I opened my eyes and glared at her shoulder. I wouldn’t look any higher.

“Lara,” she chastised. “You will not go near the orchard. Or inside it.” Her eyes narrowed on me, and I leaned away, tilting the rocking chair back as far as I could. I looked up into the skylight, letting the sun scorch my eyes. She pressured me and my breath caught in my throat. I lowered my eyes to her face, letting her look. Her face was blotted out of my vision by the sunspots, but I could feel her probing, finding my fears and crowding them out of my mind with contentment.

She relaxed. My throat opened and I gasped, quietly, though. I didn’t want to make her feel bad; her guilt would infect me, too. Besides, she didn’t like to force me, but we both knew the welfare of the geroth was too important. She dropped her eyes and stood, then laid my veil across my knees. She left as silently as she’d come.
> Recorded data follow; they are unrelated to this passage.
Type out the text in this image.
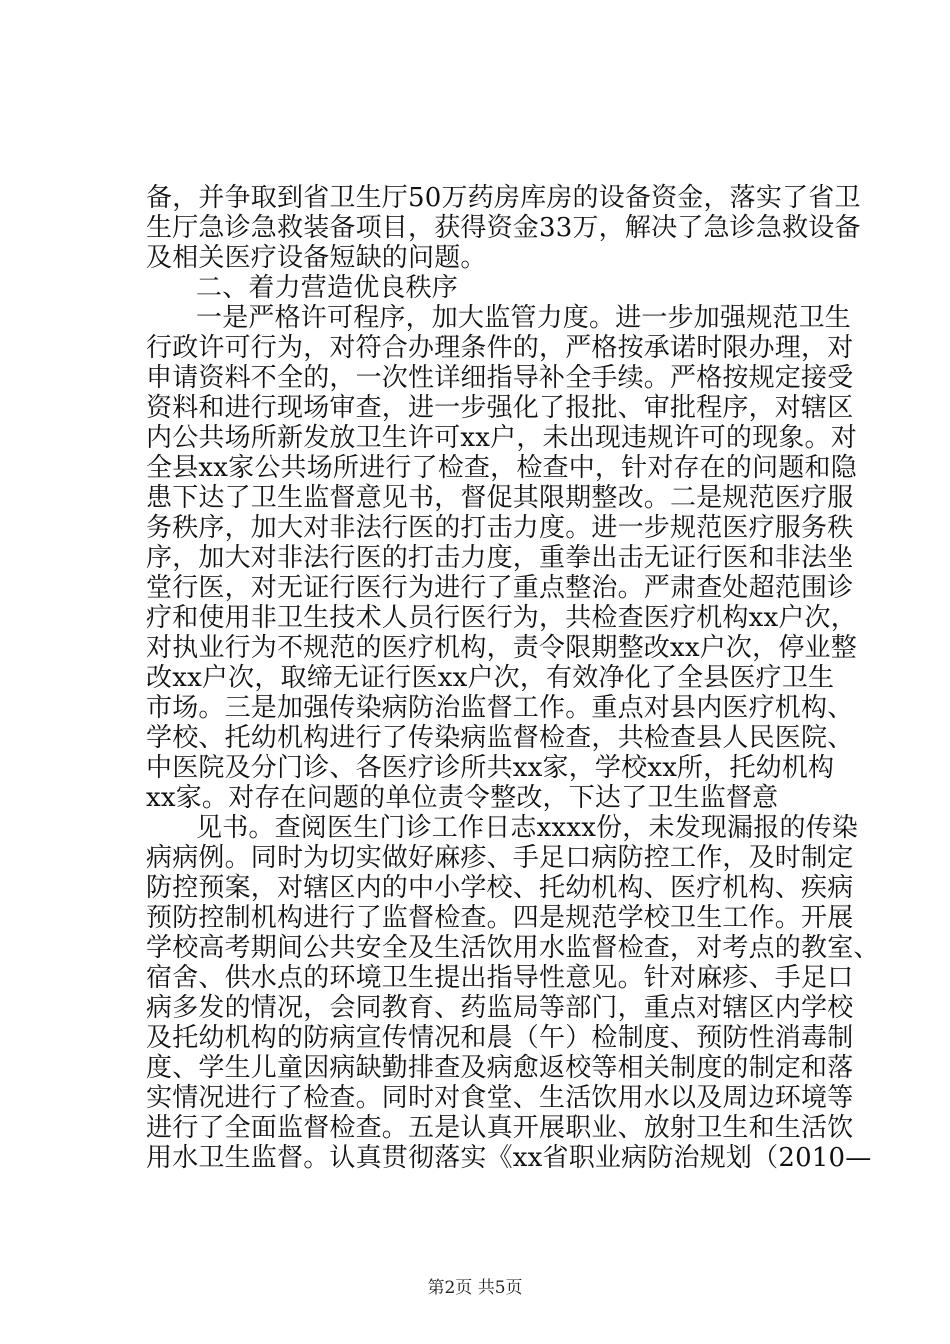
备，并争取到省卫生厅50万药房库房的设备资金，落实了省卫
生厅急诊急救装备项目，获得资金33万，解决了急诊急救设备
及相关医疗设备短缺的问题。
二、着力营造优良秩序
一是严格许可程序，加大监管力度。进一步加强规范卫生
行政许可行为，对符合办理条件的，严格按承诺时限办理，对
申请资料不全的，一次性详细指导补全手续。严格按规定接受
资料和进行现场审查，进一步强化了报批、审批程序，对辖区
内公共场所新发放卫生许可xx户，未出现违规许可的现象。对
全县xx家公共场所进行了检查，检查中，针对存在的问题和隐
患下达了卫生监督意见书，督促其限期整改。二是规范医疗服
务秩序，加大对非法行医的打击力度。进一步规范医疗服务秩
序，加大对非法行医的打击力度，重拳出击无证行医和非法坐
堂行医，对无证行医行为进行了重点整治。严肃查处超范围诊
疗和使用非卫生技术人员行医行为，共检查医疗机构xx户次，
对执业行为不规范的医疗机构，责令限期整改xx户次，停业整
改xx户次，取缔无证行医xx户次，有效净化了全县医疗卫生
市场。三是加强传染病防治监督工作。重点对县内医疗机构、
学校、托幼机构进行了传染病监督检查，共检查县人民医院、
中医院及分门诊、各医疗诊所共xx家，学校xx所，托幼机构
xx家。对存在问题的单位责令整改，下达了卫生监督意
见书。查阅医生门诊工作日志xxxx份，未发现漏报的传染
病病例。同时为切实做好麻疹、手足口病防控工作，及时制定
防控预案，对辖区内的中小学校、托幼机构、医疗机构、疾病
预防控制机构进行了监督检查。四是规范学校卫生工作。开展
学校高考期间公共安全及生活饮用水监督检查，对考点的教室、
宿舍、供水点的环境卫生提出指导性意见。针对麻疹、手足口
病多发的情况，会同教育、药监局等部门，重点对辖区内学校
及托幼机构的防病宣传情况和晨（午）检制度、预防性消毒制
度、学生儿童因病缺勤排查及病愈返校等相关制度的制定和落
实情况进行了检查。同时对食堂、生活饮用水以及周边环境等
进行了全面监督检查。五是认真开展职业、放射卫生和生活饮
用水卫生监督。认真贯彻落实《xx省职业病防治规划（2010—
第2页 共5页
I hope this isn't too far out of context to make sense and please remember this is a middle draft! (could I use the word 'look' more?!) I also see some areas where I need to be more specific about what Lara is experiencing, but I think she is relatable now. That the reader might root for her.
How do you balance your characters?


  1. I've struggled with this exact same issue. I've strengthened my character and my readers say they like the softer one better. Guess I went too far. LOL Wish I could help you, but it is kind of difficult out of context. Maybe just one time she needs to actually succeed and then experience the consequences? I don't I said, it's a struggle for me, too. Good luck!

  2. Thanks Kristie. I have a direction now, so it's a matter of adjusting and seeing if it works. Simple, right? Good luck to you too.

  3. Donald Maass has a great chapter about making heroes more human and protagonists more likable in his book THE FIRE IN FICTION. I'd definitely recommend it.

    And Kelly, just wanted to let you know I gave you an award on my blog. Head on over there to check it out!

  4. Thanks Krista, for the book suggestion and the award. Wowee!

    I've read about my above topic before, it was more about my excitement of diagnosing the problem. I'll def. find that book. I'm feeling particularly un-fired up in my fiction right now. Too much editing!

  5. I'd have to say that the glimmer of strength has to be there to keep me reading. Otherwise, once she does stand up for herself, it would be out of nowhere, right?

  6. I agree with you, Steph. It was a problem of not representing the character accurately. She's not a wus, she's just got a bit of a handicap and a very dominating authority figure. But she does bust out in a big way. Many people make decisions with the intent of not disappointing others, or because they feel guilty, and I'm trying to say that coercion is wrong. And so is giving up who you are.